At the annual National Music Publishers Assn. convention Wednesday (June 8), held at the Marriott Hotel in Times Square, NMPA president David Israelite announced that music publishers have reached a settlement on mechanical licenses with two of the three majors, Universal Music Group (UMG) and the Warner Music Group (WMG). Terms of the settlement weren’t disclosed, and the deal still needs to be submitted to the Copyright Royalty Board (which began the rate-setting process on mechanical royalties for songs and albums on Jan. 5).
During the meeting, NMPA president David Israelite announced the agreement. “Five hours ago, we have settled with Universal and Warner for the CRB” rate-setting process, for the period of 2018-2022. He thanked WMG and UMG executives for recognizing that the industry should work together and not fight over slices of the pie.
Sources tell Billboard it will keep mechanical rates flat for track downloads and CDs and that the mechanical rate, if approved by the CRB, would remain at the current rate of 9.1 cents per song; and 24 cents for ringtones….
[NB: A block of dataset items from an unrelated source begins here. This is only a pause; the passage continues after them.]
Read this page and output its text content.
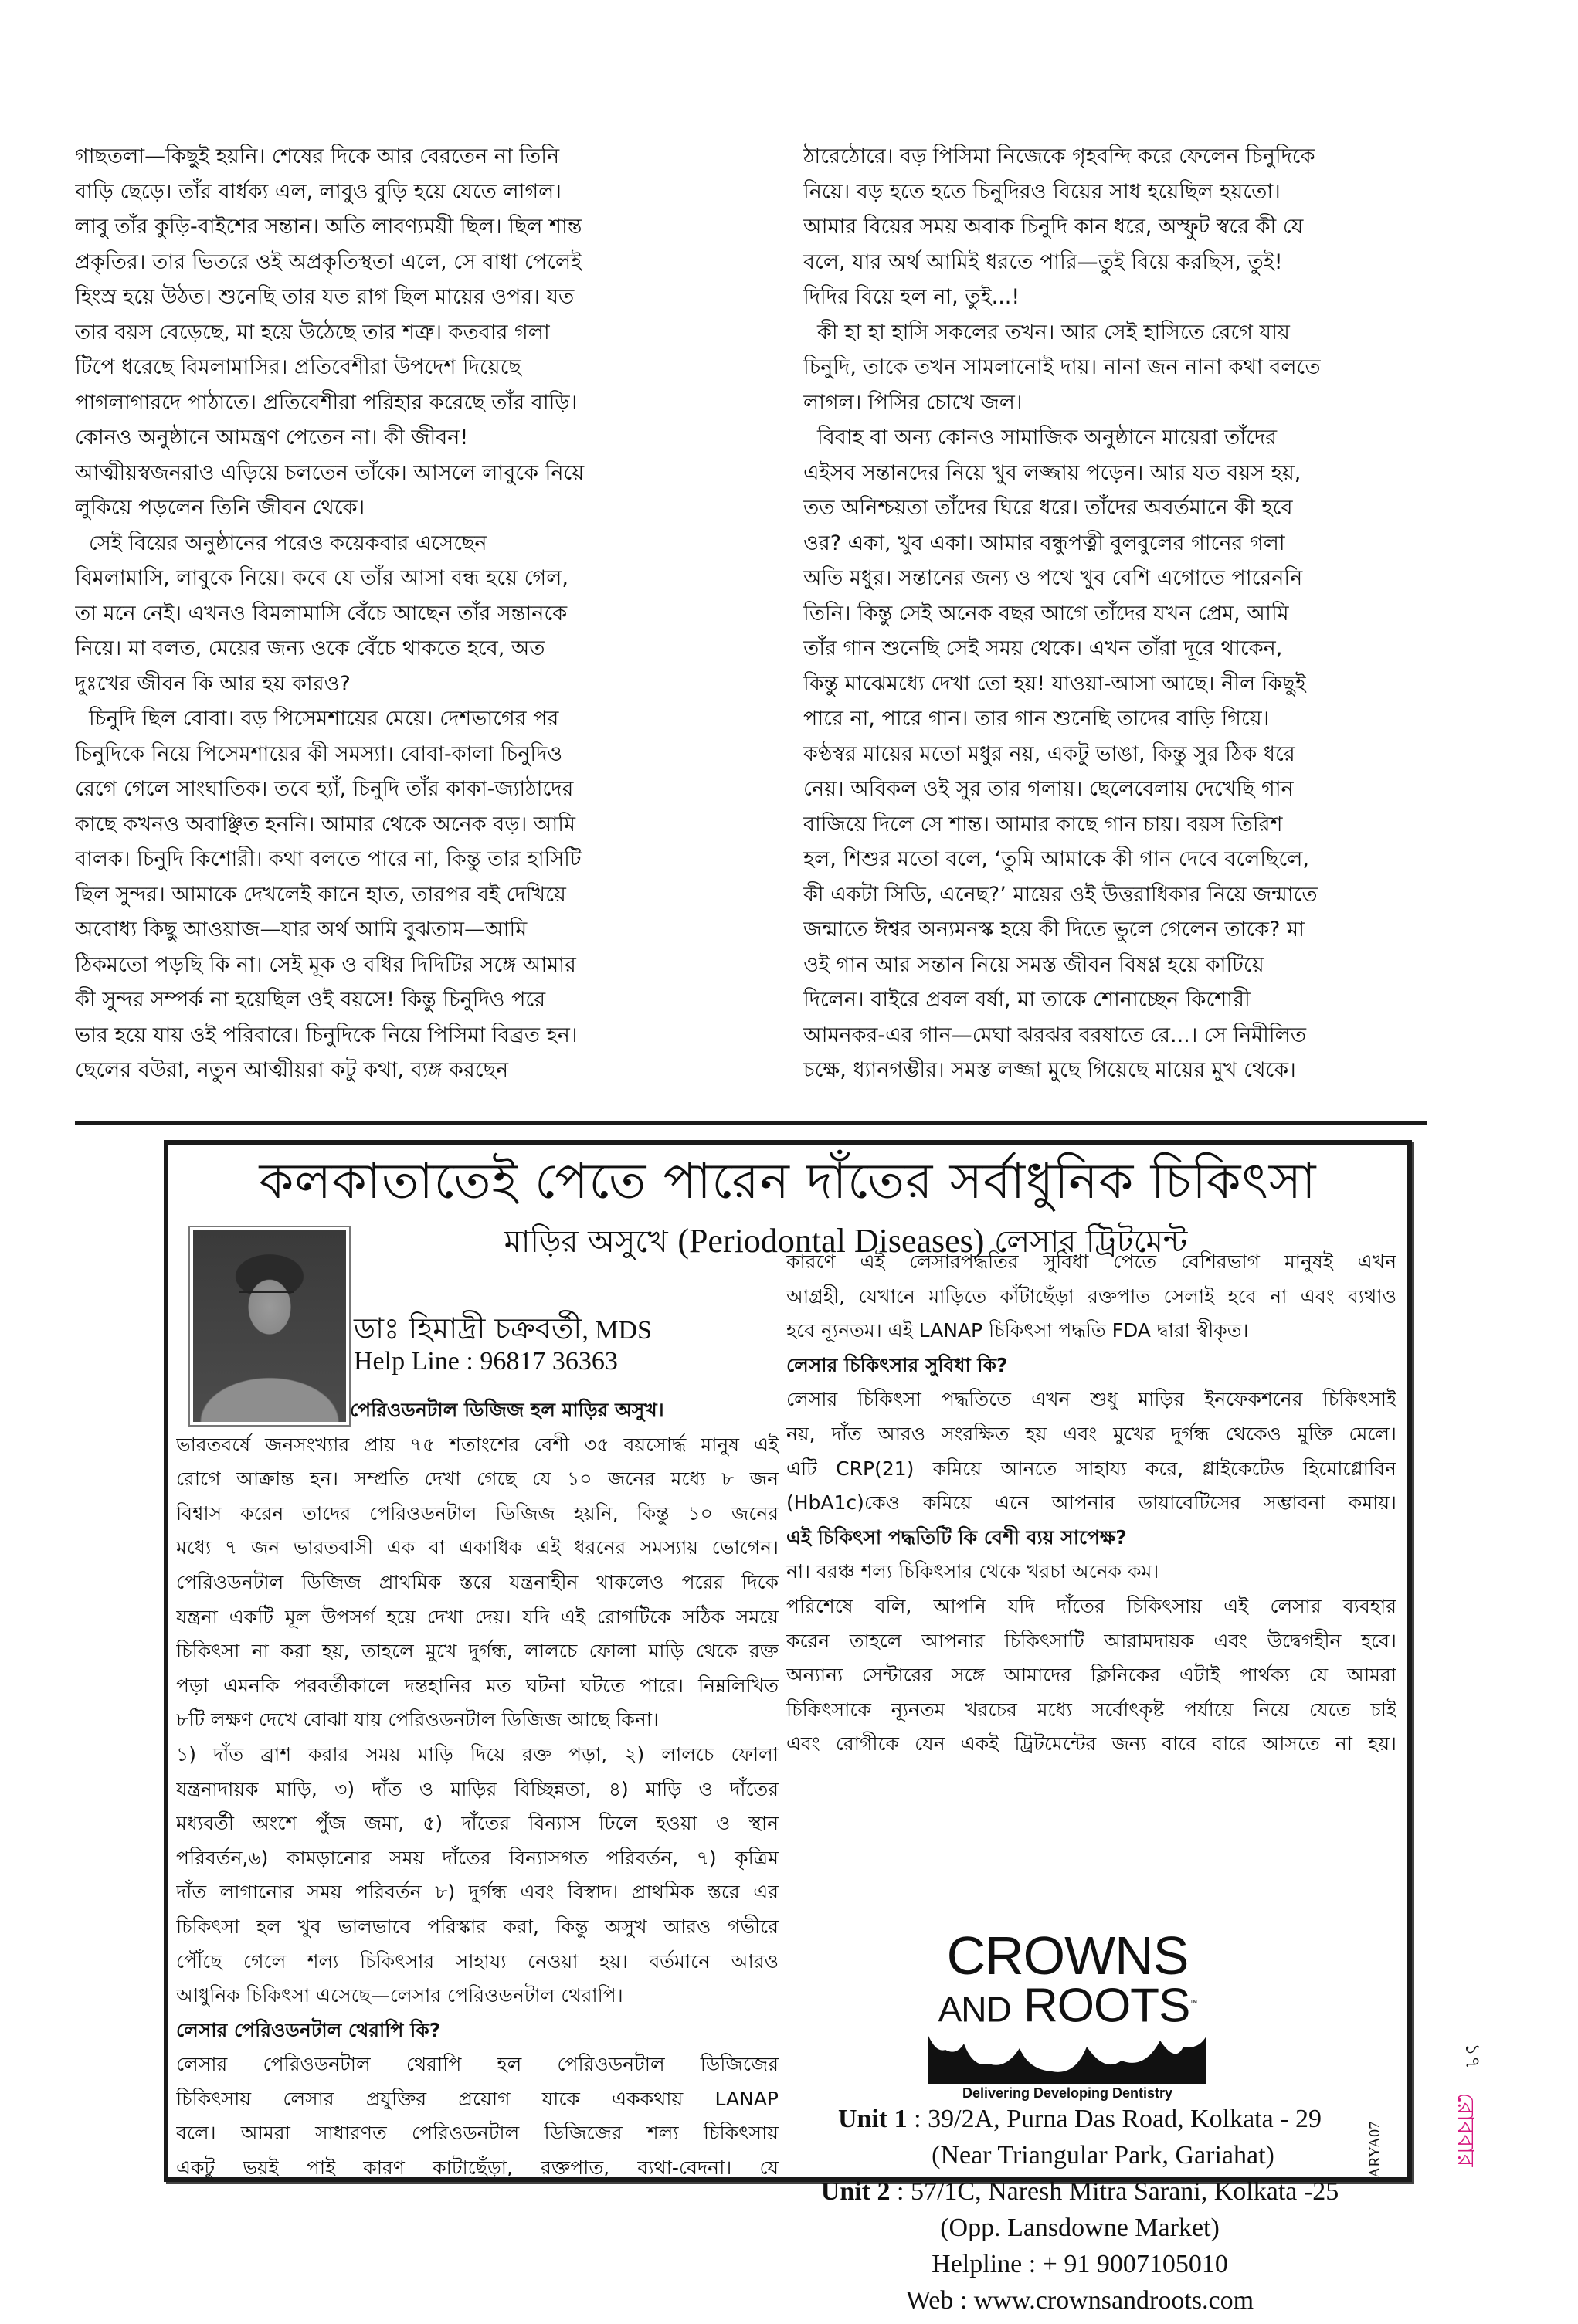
গাছতলা—কিছুই হয়নি। শেষের দিকে আর বেরতেন না তিনি
বাড়ি ছেড়ে। তাঁর বার্ধক্য এল, লাবুও বুড়ি হয়ে যেতে লাগল।
লাবু তাঁর কুড়ি-বাইশের সন্তান। অতি লাবণ্যময়ী ছিল। ছিল শান্ত
প্রকৃতির। তার ভিতরে ওই অপ্রকৃতিস্থতা এলে, সে বাধা পেলেই
হিংস্র হয়ে উঠত। শুনেছি তার যত রাগ ছিল মায়ের ওপর। যত
তার বয়স বেড়েছে, মা হয়ে উঠেছে তার শত্রু। কতবার গলা
টিপে ধরেছে বিমলামাসির। প্রতিবেশীরা উপদেশ দিয়েছে
পাগলাগারদে পাঠাতে। প্রতিবেশীরা পরিহার করেছে তাঁর বাড়ি।
কোনও অনুষ্ঠানে আমন্ত্রণ পেতেন না। কী জীবন!
আত্মীয়স্বজনরাও এড়িয়ে চলতেন তাঁকে। আসলে লাবুকে নিয়ে
লুকিয়ে পড়লেন তিনি জীবন থেকে।
সেই বিয়ের অনুষ্ঠানের পরেও কয়েকবার এসেছেন
বিমলামাসি, লাবুকে নিয়ে। কবে যে তাঁর আসা বন্ধ হয়ে গেল,
তা মনে নেই। এখনও বিমলামাসি বেঁচে আছেন তাঁর সন্তানকে
নিয়ে। মা বলত, মেয়ের জন্য ওকে বেঁচে থাকতে হবে, অত
দুঃখের জীবন কি আর হয় কারও?
চিনুদি ছিল বোবা। বড় পিসেমশায়ের মেয়ে। দেশভাগের পর
চিনুদিকে নিয়ে পিসেমশায়ের কী সমস্যা। বোবা-কালা চিনুদিও
রেগে গেলে সাংঘাতিক। তবে হ্যাঁ, চিনুদি তাঁর কাকা-জ্যাঠাদের
কাছে কখনও অবাঞ্ছিত হননি। আমার থেকে অনেক বড়। আমি
বালক। চিনুদি কিশোরী। কথা বলতে পারে না, কিন্তু তার হাসিটি
ছিল সুন্দর। আমাকে দেখলেই কানে হাত, তারপর বই দেখিয়ে
অবোধ্য কিছু আওয়াজ—যার অর্থ আমি বুঝতাম—আমি
ঠিকমতো পড়ছি কি না। সেই মূক ও বধির দিদিটির সঙ্গে আমার
কী সুন্দর সম্পর্ক না হয়েছিল ওই বয়সে! কিন্তু চিনুদিও পরে
ভার হয়ে যায় ওই পরিবারে। চিনুদিকে নিয়ে পিসিমা বিব্রত হন।
ছেলের বউরা, নতুন আত্মীয়রা কটু কথা, ব্যঙ্গ করছেন
ঠারেঠোরে। বড় পিসিমা নিজেকে গৃহবন্দি করে ফেলেন চিনুদিকে
নিয়ে। বড় হতে হতে চিনুদিরও বিয়ের সাধ হয়েছিল হয়তো।
আমার বিয়ের সময় অবাক চিনুদি কান ধরে, অস্ফুট স্বরে কী যে
বলে, যার অর্থ আমিই ধরতে পারি—তুই বিয়ে করছিস, তুই!
দিদির বিয়ে হল না, তুই...!
কী হা হা হাসি সকলের তখন। আর সেই হাসিতে রেগে যায়
চিনুদি, তাকে তখন সামলানোই দায়। নানা জন নানা কথা বলতে
লাগল। পিসির চোখে জল।
বিবাহ বা অন্য কোনও সামাজিক অনুষ্ঠানে মায়েরা তাঁদের
এইসব সন্তানদের নিয়ে খুব লজ্জায় পড়েন। আর যত বয়স হয়,
তত অনিশ্চয়তা তাঁদের ঘিরে ধরে। তাঁদের অবর্তমানে কী হবে
ওর? একা, খুব একা। আমার বন্ধুপত্নী বুলবুলের গানের গলা
অতি মধুর। সন্তানের জন্য ও পথে খুব বেশি এগোতে পারেননি
তিনি। কিন্তু সেই অনেক বছর আগে তাঁদের যখন প্রেম, আমি
তাঁর গান শুনেছি সেই সময় থেকে। এখন তাঁরা দূরে থাকেন,
কিন্তু মাঝেমধ্যে দেখা তো হয়! যাওয়া-আসা আছে। নীল কিছুই
পারে না, পারে গান। তার গান শুনেছি তাদের বাড়ি গিয়ে।
কণ্ঠস্বর মায়ের মতো মধুর নয়, একটু ভাঙা, কিন্তু সুর ঠিক ধরে
নেয়। অবিকল ওই সুর তার গলায়। ছেলেবেলায় দেখেছি গান
বাজিয়ে দিলে সে শান্ত। আমার কাছে গান চায়। বয়স তিরিশ
হল, শিশুর মতো বলে, ‘তুমি আমাকে কী গান দেবে বলেছিলে,
কী একটা সিডি, এনেছ?’ মায়ের ওই উত্তরাধিকার নিয়ে জন্মাতে
জন্মাতে ঈশ্বর অন্যমনস্ক হয়ে কী দিতে ভুলে গেলেন তাকে? মা
ওই গান আর সন্তান নিয়ে সমস্ত জীবন বিষণ্ণ হয়ে কাটিয়ে
দিলেন। বাইরে প্রবল বর্ষা, মা তাকে শোনাচ্ছেন কিশোরী
আমনকর-এর গান—মেঘা ঝরঝর বরষাতে রে...। সে নিমীলিত
চক্ষে, ধ্যানগম্ভীর। সমস্ত লজ্জা মুছে গিয়েছে মায়ের মুখ থেকে।
কলকাতাতেই পেতে পারেন দাঁতের সর্বাধুনিক চিকিৎসা
মাড়ির অসুখে (Periodontal Diseases) লেসার ট্রিটমেন্ট
ডাঃ হিমাদ্রী চক্রবর্তী, MDS
Help Line : 96817 36363
পেরিওডনটাল ডিজিজ হল মাড়ির অসুখ।
ভারতবর্ষে জনসংখ্যার প্রায় ৭৫ শতাংশের বেশী ৩৫ বয়সোর্দ্ধ মানুষ এই
রোগে আক্রান্ত হন। সম্প্রতি দেখা গেছে যে ১০ জনের মধ্যে ৮ জন
বিশ্বাস করেন তাদের পেরিওডনটাল ডিজিজ হয়নি, কিন্তু ১০ জনের
মধ্যে ৭ জন ভারতবাসী এক বা একাধিক এই ধরনের সমস্যায় ভোগেন।
পেরিওডনটাল ডিজিজ প্রাথমিক স্তরে যন্ত্রনাহীন থাকলেও পরের দিকে
যন্ত্রনা একটি মূল উপসর্গ হয়ে দেখা দেয়। যদি এই রোগটিকে সঠিক সময়ে
চিকিৎসা না করা হয়, তাহলে মুখে দুর্গন্ধ, লালচে ফোলা মাড়ি থেকে রক্ত
পড়া এমনকি পরবর্তীকালে দন্তহানির মত ঘটনা ঘটতে পারে। নিম্নলিখিত
৮টি লক্ষণ দেখে বোঝা যায় পেরিওডনটাল ডিজিজ আছে কিনা।
১) দাঁত ব্রাশ করার সময় মাড়ি দিয়ে রক্ত পড়া, ২) লালচে ফোলা
যন্ত্রনাদায়ক মাড়ি, ৩) দাঁত ও মাড়ির বিচ্ছিন্নতা, ৪) মাড়ি ও দাঁতের
মধ্যবর্তী অংশে পুঁজ জমা, ৫) দাঁতের বিন্যাস ঢিলে হওয়া ও স্থান
পরিবর্তন,৬) কামড়ানোর সময় দাঁতের বিন্যাসগত পরিবর্তন, ৭) কৃত্রিম
দাঁত লাগানোর সময় পরিবর্তন ৮) দুর্গন্ধ এবং বিস্বাদ। প্রাথমিক স্তরে এর
চিকিৎসা হল খুব ভালভাবে পরিস্কার করা, কিন্তু অসুখ আরও গভীরে
পৌঁছে গেলে শল্য চিকিৎসার সাহায্য নেওয়া হয়। বর্তমানে আরও
আধুনিক চিকিৎসা এসেছে—লেসার পেরিওডনটাল থেরাপি।
লেসার পেরিওডনটাল থেরাপি কি?
লেসার পেরিওডনটাল থেরাপি হল পেরিওডনটাল ডিজিজের
চিকিৎসায় লেসার প্রযুক্তির প্রয়োগ যাকে এককথায় LANAP
বলে। আমরা সাধারণত পেরিওডনটাল ডিজিজের শল্য চিকিৎসায়
একটু ভয়ই পাই কারণ কাটাছেঁড়া, রক্তপাত, ব্যথা-বেদনা। যে
কারণে এই লেসারপদ্ধতির সুবিধা পেতে বেশিরভাগ মানুষই এখন
আগ্রহী, যেখানে মাড়িতে কাঁটাছেঁড়া রক্তপাত সেলাই হবে না এবং ব্যথাও
হবে ন্যূনতম। এই LANAP চিকিৎসা পদ্ধতি FDA দ্বারা স্বীকৃত।
লেসার চিকিৎসার সুবিধা কি?
লেসার চিকিৎসা পদ্ধতিতে এখন শুধু মাড়ির ইনফেকশনের চিকিৎসাই
নয়, দাঁত আরও সংরক্ষিত হয় এবং মুখের দুর্গন্ধ থেকেও মুক্তি মেলে।
এটি CRP(21) কমিয়ে আনতে সাহায্য করে, গ্লাইকেটেড হিমোগ্লোবিন
(HbA1c)কেও কমিয়ে এনে আপনার ডায়াবেটিসের সম্ভাবনা কমায়।
এই চিকিৎসা পদ্ধতিটি কি বেশী ব্যয় সাপেক্ষ?
না। বরঞ্চ শল্য চিকিৎসার থেকে খরচা অনেক কম।
পরিশেষে বলি, আপনি যদি দাঁতের চিকিৎসায় এই লেসার ব্যবহার
করেন তাহলে আপনার চিকিৎসাটি আরামদায়ক এবং উদ্বেগহীন হবে।
অন্যান্য সেন্টারের সঙ্গে আমাদের ক্লিনিকের এটাই পার্থক্য যে আমরা
চিকিৎসাকে ন্যূনতম খরচের মধ্যে সর্বোৎকৃষ্ট পর্যায়ে নিয়ে যেতে চাই
এবং রোগীকে যেন একই ট্রিটমেন্টের জন্য বারে বারে আসতে না হয়।
CROWNS
AND ROOTS™
Delivering Developing Dentistry
Unit 1 : 39/2A, Purna Das Road, Kolkata - 29
(Near Triangular Park, Gariahat)
Unit 2 : 57/1C, Naresh Mitra Sarani, Kolkata -25
(Opp. Lansdowne Market)
Helpline : + 91 9007105010
Web : www.crownsandroots.com
ARYA07
১৭
রোববার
In another part of the settlement, the two majors have agreed to sit out the rate-setting process for streaming services, which means that publishers will be left to contend with digital services in front of the CRB’s judges, sources say. Independent label groups, chiefly A2IM and Merlin, have also chosen to sit out the rate setting proceedings, according to one source.
Sources argue that Sony is sitting out the settlement because it is worried that if the publishers are successful in pushing a higher mechanical rate through CRB litigation, it could impact the rates services are willing to pay the labels in direct licensing deals.